Sebagai bagian dari upaya antisipasi tersebut, Pemerintah Kota Mataram mengalokasikan anggaran untuk pengadaan insinerator, guna mengurangi volume sampah yang dihasilkan dari hulu. Mohan, sebelumnya telah menyebutkan bahwa dua unit insinerator akan dibangun, sambil mengaktifkan insinerator lama milik RSUD Kota Mataram yang masih tersedia.
“Kita juga harus antisipasi di kota, makanya kita sampaikan kemarin, kita anggarkan untuk insinerator, dua unit dulu, sambil mengaktifkan insinerator yang ada,” jelas Wali Kota.
Satu unit insinerator diperkirakan menelan anggaran sekitar Rp2,5 miliar. Dengan demikian, pembangunan dua unit insinerator baru akan membutuhkan dana sekitar Rp5 miliar.
Menurutnya, kehadiran insinerator akan berdampak terhadap pengurangan ketergantungan pada TPAR Kebon Kongok. Pengolahan sampah langsung dari kota akan mempercepat proses penguraian dan menurunkan ritase truk pengangkut, sehingga mengurangi biaya operasional secara keseluruhan.

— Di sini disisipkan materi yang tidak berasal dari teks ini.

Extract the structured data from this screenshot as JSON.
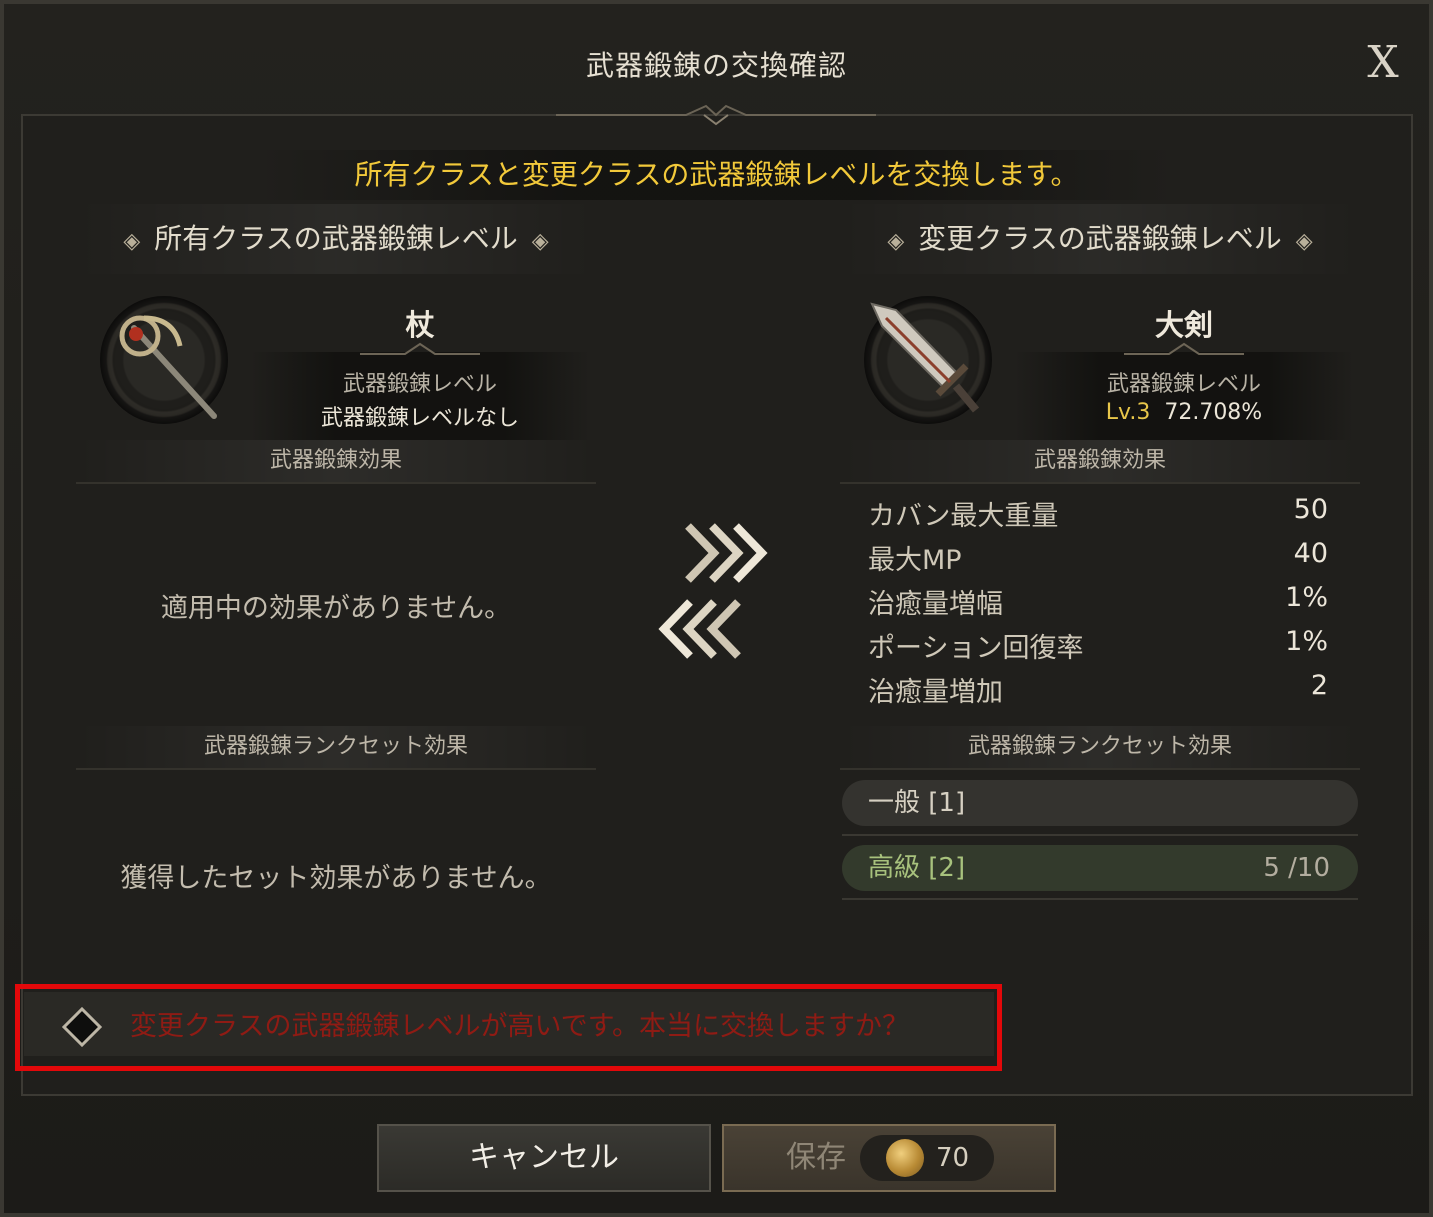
{
  "dialog": {
    "title": "武器鍛錬の交換確認",
    "close_label": "X",
    "banner": "所有クラスと変更クラスの武器鍛錬レベルを交換します。"
  },
  "left": {
    "header": "所有クラスの武器鍛錬レベル",
    "weapon_name": "杖",
    "level_label": "武器鍛錬レベル",
    "level_value": "武器鍛錬レベルなし",
    "effects_label": "武器鍛錬効果",
    "effects_empty": "適用中の効果がありません。",
    "set_label": "武器鍛錬ランクセット効果",
    "set_empty": "獲得したセット効果がありません。"
  },
  "right": {
    "header": "変更クラスの武器鍛錬レベル",
    "weapon_name": "大剣",
    "level_label": "武器鍛錬レベル",
    "level_prefix": "Lv.3",
    "level_percent": "72.708%",
    "effects_label": "武器鍛錬効果",
    "stats": [
      {
        "name": "カバン最大重量",
        "value": "50"
      },
      {
        "name": "最大MP",
        "value": "40"
      },
      {
        "name": "治癒量増幅",
        "value": "1%"
      },
      {
        "name": "ポーション回復率",
        "value": "1%"
      },
      {
        "name": "治癒量増加",
        "value": "2"
      }
    ],
    "set_label": "武器鍛錬ランクセット効果",
    "ranks": [
      {
        "name": "一般 [1]",
        "count": ""
      },
      {
        "name": "高級 [2]",
        "count": "5 /10"
      }
    ]
  },
  "warning": "変更クラスの武器鍛錬レベルが高いです。本当に交換しますか？",
  "buttons": {
    "cancel": "キャンセル",
    "save": "保存",
    "save_cost": "70"
  },
  "colors": {
    "banner": "#f2c93a",
    "warning_text": "#8f1b14",
    "highlight_box": "#e3080a",
    "level_gold": "#e8c64a"
  }
}
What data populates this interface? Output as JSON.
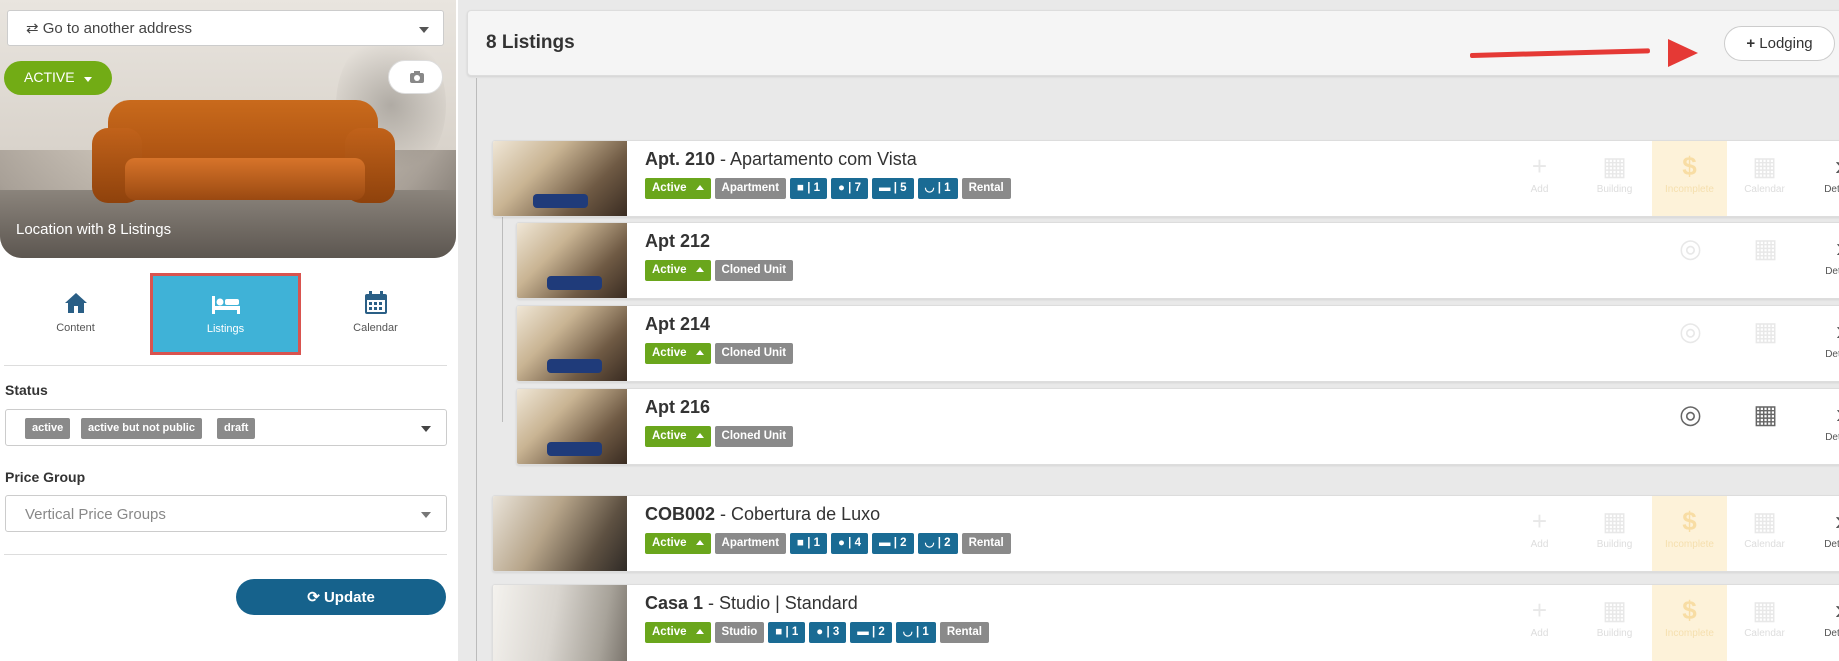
{
  "sidebar": {
    "address_select": "Go to another address",
    "status_button": "ACTIVE",
    "hero_caption": "Location with 8 Listings",
    "tabs": [
      {
        "label": "Content",
        "icon": "home-icon"
      },
      {
        "label": "Listings",
        "icon": "bed-icon",
        "selected": true
      },
      {
        "label": "Calendar",
        "icon": "calendar-icon"
      }
    ],
    "status_label": "Status",
    "status_chips": [
      "active",
      "active but not public",
      "draft"
    ],
    "price_group_label": "Price Group",
    "price_group_placeholder": "Vertical Price Groups",
    "update_button": "Update"
  },
  "header": {
    "title": "8 Listings",
    "lodging_button": "Lodging"
  },
  "actions": {
    "add": "Add",
    "building": "Building",
    "money": "Incomplete",
    "calendar": "Calendar",
    "details": "Details"
  },
  "listings": [
    {
      "code": "Apt. 210",
      "name": " - Apartamento com Vista",
      "status": "Active",
      "type": "Apartment",
      "rooms": "| 1",
      "guests": "| 7",
      "beds": "| 5",
      "baths": "| 1",
      "mode": "Rental"
    },
    {
      "code": "Apt 212",
      "status": "Active",
      "type": "Cloned Unit"
    },
    {
      "code": "Apt 214",
      "status": "Active",
      "type": "Cloned Unit"
    },
    {
      "code": "Apt 216",
      "status": "Active",
      "type": "Cloned Unit"
    },
    {
      "code": "COB002",
      "name": " - Cobertura de Luxo",
      "status": "Active",
      "type": "Apartment",
      "rooms": "| 1",
      "guests": "| 4",
      "beds": "| 2",
      "baths": "| 2",
      "mode": "Rental"
    },
    {
      "code": "Casa 1",
      "name": " - Studio | Standard",
      "status": "Active",
      "type": "Studio",
      "rooms": "| 1",
      "guests": "| 3",
      "beds": "| 2",
      "baths": "| 1",
      "mode": "Rental"
    }
  ],
  "colors": {
    "accent_green": "#72ac15",
    "selected_tab": "#3fb2d7",
    "update_blue": "#16628c",
    "badge_blue": "#1a6b94",
    "arrow_red": "#e53935"
  }
}
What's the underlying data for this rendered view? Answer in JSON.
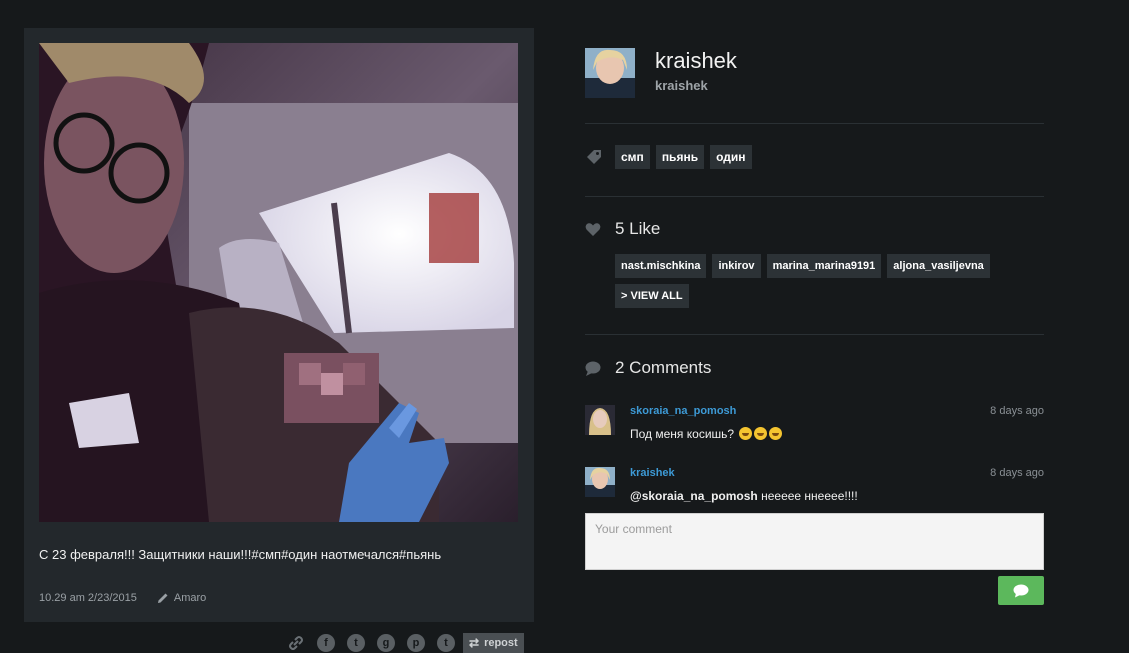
{
  "post": {
    "caption": "С 23 февраля!!! Защитники наши!!!#смп#один наотмечался#пьянь",
    "timestamp": "10.29 am 2/23/2015",
    "filter": "Amaro",
    "filter_icon": "pencil-icon"
  },
  "share": {
    "icons": [
      "link-icon",
      "facebook-icon",
      "twitter-icon",
      "vk-icon",
      "pinterest-icon",
      "tumblr-icon"
    ],
    "repost_label": "repost"
  },
  "profile": {
    "name": "kraishek",
    "handle": "kraishek"
  },
  "tags": {
    "icon": "tag-icon",
    "items": [
      "смп",
      "пьянь",
      "один"
    ]
  },
  "likes": {
    "icon": "heart-icon",
    "title": "5 Like",
    "users": [
      "nast.mischkina",
      "inkirov",
      "marina_marina9191",
      "aljona_vasiljevna"
    ],
    "view_all": "> VIEW ALL"
  },
  "comments": {
    "icon": "speech-bubble-icon",
    "title": "2 Comments",
    "items": [
      {
        "user": "skoraia_na_pomosh",
        "time": "8 days ago",
        "mention": "",
        "text": "Под меня косишь?",
        "emoji_count": 3
      },
      {
        "user": "kraishek",
        "time": "8 days ago",
        "mention": "@skoraia_na_pomosh",
        "text": "неееее ннееее!!!!",
        "emoji_count": 0
      }
    ],
    "input_placeholder": "Your comment",
    "send_icon": "speech-bubble-icon"
  },
  "colors": {
    "background": "#16191b",
    "card": "#23282c",
    "chip": "#2c3236",
    "link": "#3d9ad6",
    "send_button": "#5cb85c"
  }
}
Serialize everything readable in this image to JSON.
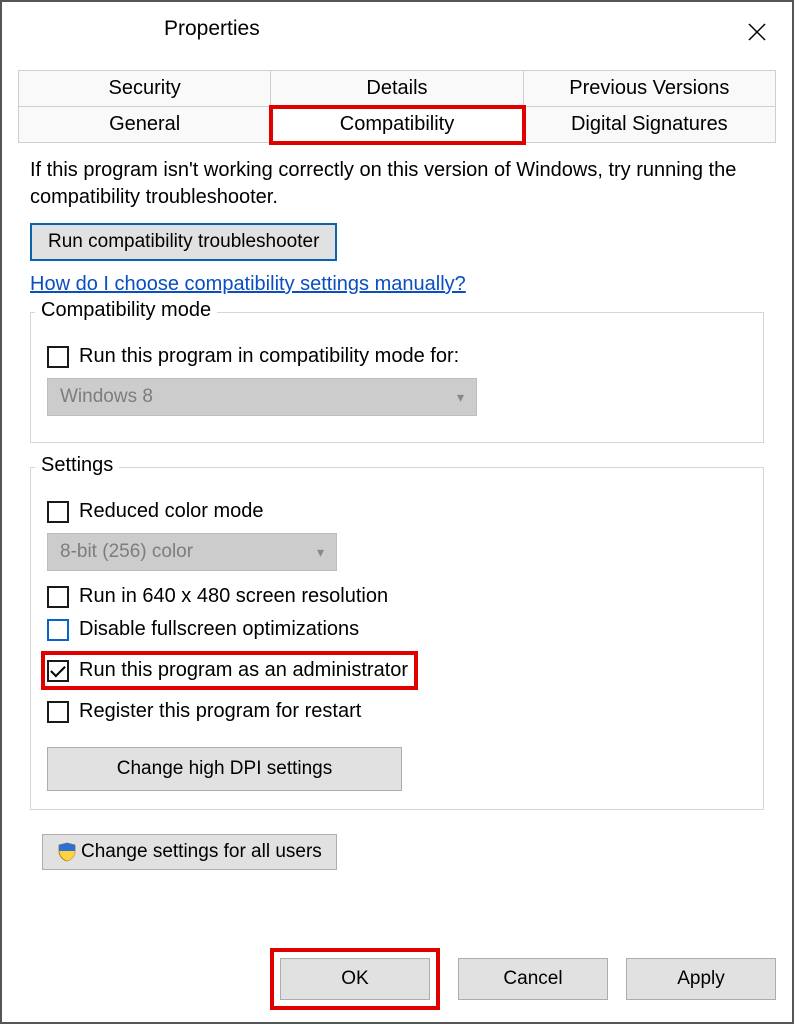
{
  "window": {
    "title": "Properties"
  },
  "tabs": {
    "row1": [
      "Security",
      "Details",
      "Previous Versions"
    ],
    "row2": [
      "General",
      "Compatibility",
      "Digital Signatures"
    ],
    "active": "Compatibility"
  },
  "intro": "If this program isn't working correctly on this version of Windows, try running the compatibility troubleshooter.",
  "troubleshooter_btn": "Run compatibility troubleshooter",
  "help_link": "How do I choose compatibility settings manually?",
  "compat_mode": {
    "group_label": "Compatibility mode",
    "checkbox_label": "Run this program in compatibility mode for:",
    "select_value": "Windows 8"
  },
  "settings": {
    "group_label": "Settings",
    "reduced_color_label": "Reduced color mode",
    "color_select_value": "8-bit (256) color",
    "run_640_label": "Run in 640 x 480 screen resolution",
    "disable_fullscreen_label": "Disable fullscreen optimizations",
    "run_admin_label": "Run this program as an administrator",
    "register_restart_label": "Register this program for restart",
    "dpi_btn": "Change high DPI settings"
  },
  "all_users_btn": "Change settings for all users",
  "buttons": {
    "ok": "OK",
    "cancel": "Cancel",
    "apply": "Apply"
  }
}
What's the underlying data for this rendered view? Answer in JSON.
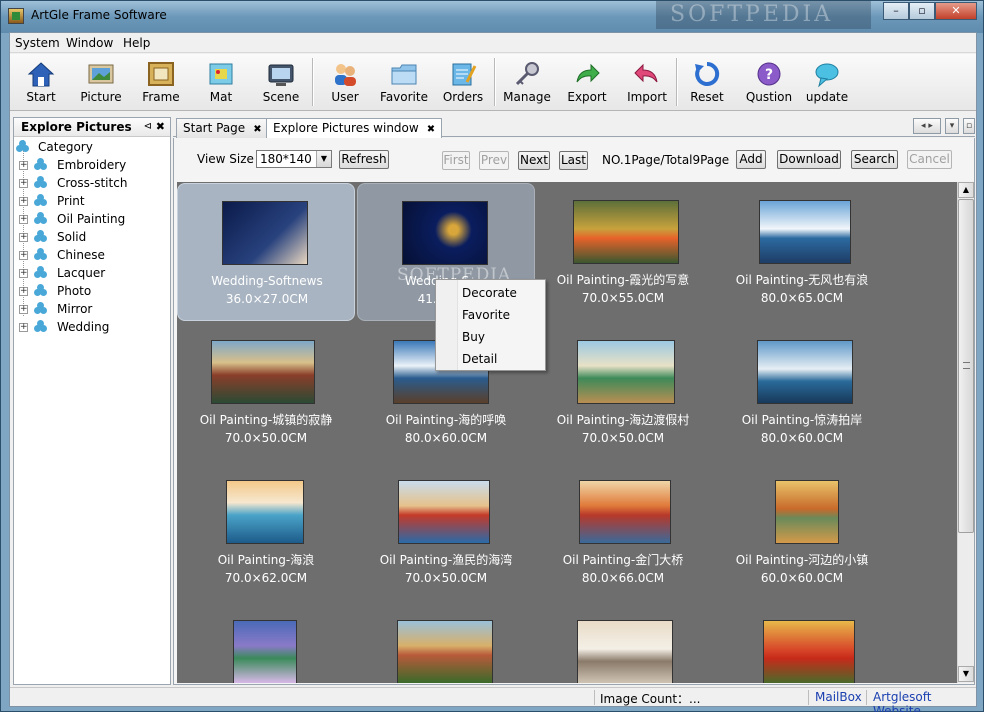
{
  "window": {
    "title": "ArtGle Frame Software",
    "watermark": "SOFTPEDIA"
  },
  "menu": [
    "System",
    "Window",
    "Help"
  ],
  "toolbar": [
    {
      "label": "Start",
      "icon": "home-icon"
    },
    {
      "label": "Picture",
      "icon": "picture-icon"
    },
    {
      "label": "Frame",
      "icon": "frame-icon"
    },
    {
      "label": "Mat",
      "icon": "mat-icon"
    },
    {
      "label": "Scene",
      "icon": "scene-icon"
    },
    {
      "label": "User",
      "icon": "user-icon"
    },
    {
      "label": "Favorite",
      "icon": "folder-icon"
    },
    {
      "label": "Orders",
      "icon": "orders-icon"
    },
    {
      "label": "Manage",
      "icon": "key-icon"
    },
    {
      "label": "Export",
      "icon": "export-arrow-icon"
    },
    {
      "label": "Import",
      "icon": "import-arrow-icon"
    },
    {
      "label": "Reset",
      "icon": "reset-icon"
    },
    {
      "label": "Qustion",
      "icon": "question-icon"
    },
    {
      "label": "update",
      "icon": "chat-bubble-icon"
    }
  ],
  "left_panel": {
    "title": "Explore Pictures",
    "pin": "⊲",
    "close": "✖",
    "root": "Category",
    "categories": [
      "Embroidery",
      "Cross-stitch",
      "Print",
      "Oil Painting",
      "Solid",
      "Chinese",
      "Lacquer",
      "Photo",
      "Mirror",
      "Wedding"
    ]
  },
  "tabs": [
    {
      "label": "Start Page",
      "close": "✖"
    },
    {
      "label": "Explore Pictures window",
      "close": "✖"
    }
  ],
  "controls": {
    "view_size_label": "View Size",
    "view_size_value": "180*140",
    "refresh": "Refresh",
    "first": "First",
    "prev": "Prev",
    "next": "Next",
    "last": "Last",
    "page_info": "NO.1Page/Total9Page",
    "add": "Add",
    "download": "Download",
    "search": "Search",
    "cancel": "Cancel"
  },
  "pictures": [
    {
      "name": "Wedding-Softnews",
      "size": "36.0×27.0CM"
    },
    {
      "name": "Wedding-S",
      "size": "41.0"
    },
    {
      "name": "Oil Painting-霞光的写意",
      "size": "70.0×55.0CM"
    },
    {
      "name": "Oil Painting-无风也有浪",
      "size": "80.0×65.0CM"
    },
    {
      "name": "Oil Painting-城镇的寂静",
      "size": "70.0×50.0CM"
    },
    {
      "name": "Oil Painting-海的呼唤",
      "size": "80.0×60.0CM"
    },
    {
      "name": "Oil Painting-海边渡假村",
      "size": "70.0×50.0CM"
    },
    {
      "name": "Oil Painting-惊涛拍岸",
      "size": "80.0×60.0CM"
    },
    {
      "name": "Oil Painting-海浪",
      "size": "70.0×62.0CM"
    },
    {
      "name": "Oil Painting-渔民的海湾",
      "size": "70.0×50.0CM"
    },
    {
      "name": "Oil Painting-金门大桥",
      "size": "80.0×66.0CM"
    },
    {
      "name": "Oil Painting-河边的小镇",
      "size": "60.0×60.0CM"
    },
    {
      "name": "",
      "size": ""
    },
    {
      "name": "",
      "size": ""
    },
    {
      "name": "",
      "size": ""
    },
    {
      "name": "",
      "size": ""
    }
  ],
  "context_menu": [
    "Decorate",
    "Favorite",
    "Buy",
    "Detail"
  ],
  "status": {
    "image_count": "Image Count：...",
    "mailbox": "MailBox",
    "website": "Artglesoft Website"
  },
  "colors": {
    "grid_bg": "#6e6e6e",
    "selected_cell": "#a8b4c2",
    "link": "#1a3fb0"
  }
}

“Saya kira ini akan signifikan untuk mengurangi ketergantungan kita kepada Kebon Kongok. Ini tetap urgent, supaya volume sampah itu bisa kita reduksi dari kota. Karena itu bisa mempengaruhi dampaknya juga akan banyak. Jadi ritase kita bisa berkurang, artinya biaya operasional untuk pengangkutan juga bisa berdampak,” ungkapnya.
Lebih lanjut, ia menegaskan bahwa pengelolaan sampah berbasis teknologi di tingkat kota dan yang ada di TPAR tidak hanya menekan volume sampah yang dibuang ke TPAR, tapi juga memperpanjang usia pakai landfill serta mengurangi potensi konflik sosial.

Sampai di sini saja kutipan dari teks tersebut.